Towards A Universally Transferable Acceleration Method for Density Functional Theory
Zhe Liu, Yuyan Ni, Zhichen Pu, Qiming Sun, Siyuan Liu, Wen Yan
TL;DR
This work addresses the challenge of transferable acceleration for KS-DFT by shifting the ML target from Hamiltonians or density matrices to the electron density itself, represented in a compact auxiliary-basis expansion. By training E(3)-equivariant networks to predict density coefficients, the authors show that the KS initial guess constructed from predicted density enables SCF convergence with strong size transferability across systems up to large atoms and across diverse basis sets and XC functionals. The SCFbench dataset is introduced to benchmark transferability and scalability, and two architectures (NequIP and QHNet) are adapted with a species-dependent equivariant head to predict density coefficients, achieving substantial reductions in SCF iterations and often near-ideal convergence. The results indicate this electron-density-centric approach can realize a universally transferable DFT-acceleration method, with broad practical impact for scalable quantum-chemistry workflows, and the authors release code and data to catalyze future work.
Abstract
Recently, sophisticated deep learning-based approaches have been developed for generating efficient initial guesses to accelerate the convergence of density functional theory (DFT) calculations. While the actual initial guesses are often density matrices (DM), quantities that can convert into density matrices also qualify as alternative forms of initial guesses. Hence, existing works mostly rely on the prediction of the Hamiltonian matrix for obtaining high-quality initial guesses. However, the Hamiltonian matrix is both numerically difficult to predict and intrinsically non-transferable, hindering the application of such models in real scenarios.

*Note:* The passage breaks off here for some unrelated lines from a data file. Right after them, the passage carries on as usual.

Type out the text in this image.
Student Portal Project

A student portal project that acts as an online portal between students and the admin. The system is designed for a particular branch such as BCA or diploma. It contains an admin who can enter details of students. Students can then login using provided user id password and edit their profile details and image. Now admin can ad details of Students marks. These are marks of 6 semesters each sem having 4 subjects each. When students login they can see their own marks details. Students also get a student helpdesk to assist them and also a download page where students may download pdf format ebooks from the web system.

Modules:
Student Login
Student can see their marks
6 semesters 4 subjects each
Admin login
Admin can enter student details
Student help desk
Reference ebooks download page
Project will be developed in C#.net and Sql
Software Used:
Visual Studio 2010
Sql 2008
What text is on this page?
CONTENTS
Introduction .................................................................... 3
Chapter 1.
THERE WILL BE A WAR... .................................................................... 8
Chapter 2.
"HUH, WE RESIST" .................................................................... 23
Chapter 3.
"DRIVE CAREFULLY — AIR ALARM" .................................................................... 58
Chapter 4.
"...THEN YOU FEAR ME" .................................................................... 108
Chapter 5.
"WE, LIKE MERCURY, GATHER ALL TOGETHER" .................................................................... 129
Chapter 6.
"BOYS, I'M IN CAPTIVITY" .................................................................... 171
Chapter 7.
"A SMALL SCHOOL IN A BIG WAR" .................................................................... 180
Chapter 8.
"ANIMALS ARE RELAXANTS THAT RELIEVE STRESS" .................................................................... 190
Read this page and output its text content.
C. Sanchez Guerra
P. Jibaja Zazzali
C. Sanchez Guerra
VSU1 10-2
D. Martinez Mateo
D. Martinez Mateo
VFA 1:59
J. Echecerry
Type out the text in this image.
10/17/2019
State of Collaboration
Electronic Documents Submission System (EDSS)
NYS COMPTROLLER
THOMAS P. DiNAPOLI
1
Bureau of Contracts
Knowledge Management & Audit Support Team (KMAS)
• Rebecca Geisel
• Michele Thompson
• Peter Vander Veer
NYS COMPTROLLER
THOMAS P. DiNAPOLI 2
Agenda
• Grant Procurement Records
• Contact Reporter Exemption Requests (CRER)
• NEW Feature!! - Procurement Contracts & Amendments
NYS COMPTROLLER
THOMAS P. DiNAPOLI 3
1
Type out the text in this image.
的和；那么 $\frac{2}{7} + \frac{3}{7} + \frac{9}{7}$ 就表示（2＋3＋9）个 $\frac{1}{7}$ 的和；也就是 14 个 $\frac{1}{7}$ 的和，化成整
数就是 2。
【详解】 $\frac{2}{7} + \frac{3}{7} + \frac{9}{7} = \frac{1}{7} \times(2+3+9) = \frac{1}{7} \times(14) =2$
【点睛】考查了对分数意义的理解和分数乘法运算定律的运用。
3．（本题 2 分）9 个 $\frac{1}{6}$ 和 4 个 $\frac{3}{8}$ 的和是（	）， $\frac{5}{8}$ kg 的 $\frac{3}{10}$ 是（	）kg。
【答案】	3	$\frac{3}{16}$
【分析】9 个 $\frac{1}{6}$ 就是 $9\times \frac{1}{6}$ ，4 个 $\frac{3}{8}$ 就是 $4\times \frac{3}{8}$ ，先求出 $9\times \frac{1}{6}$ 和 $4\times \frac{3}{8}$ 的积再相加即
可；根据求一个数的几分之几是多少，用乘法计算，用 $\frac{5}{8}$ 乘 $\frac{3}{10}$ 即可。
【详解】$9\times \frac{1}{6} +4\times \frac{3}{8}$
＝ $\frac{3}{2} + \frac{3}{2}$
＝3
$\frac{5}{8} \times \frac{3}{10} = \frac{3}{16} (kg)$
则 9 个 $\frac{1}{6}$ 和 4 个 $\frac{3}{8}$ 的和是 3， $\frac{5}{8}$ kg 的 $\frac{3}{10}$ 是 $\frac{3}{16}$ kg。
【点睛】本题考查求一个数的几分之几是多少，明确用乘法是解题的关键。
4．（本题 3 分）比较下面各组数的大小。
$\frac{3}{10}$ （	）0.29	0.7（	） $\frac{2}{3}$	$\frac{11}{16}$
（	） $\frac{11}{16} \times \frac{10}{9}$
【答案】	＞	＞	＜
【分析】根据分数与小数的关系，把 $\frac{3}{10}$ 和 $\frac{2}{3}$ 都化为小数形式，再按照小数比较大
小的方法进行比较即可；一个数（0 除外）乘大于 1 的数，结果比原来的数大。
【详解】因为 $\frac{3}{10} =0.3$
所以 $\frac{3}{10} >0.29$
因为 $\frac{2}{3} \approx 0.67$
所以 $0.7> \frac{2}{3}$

In light of this, we propose a method that constructs DFT initial guesses by predicting the electron density in a compact auxiliary basis representation using E(3)-equivariant neural networks. Trained on small molecules with up to 20 atoms, our model is able to achieve an average 33.3% self-consistent field (SCF) step reduction on systems up to 60 atoms, substantially outperforming Hamiltonian-centric and DM-centric models. Critically, this acceleration remains nearly constant with increasing system sizes and exhibits strong transferring behaviors across orbital basis sets and exchange-correlation (XC) functionals. To the best of our knowledge, this work represents the first and robust candidate for a universally transferable DFT acceleration method. We are also releasing the SCFbench dataset and its accompanying code to facilitate future research in this promising direction.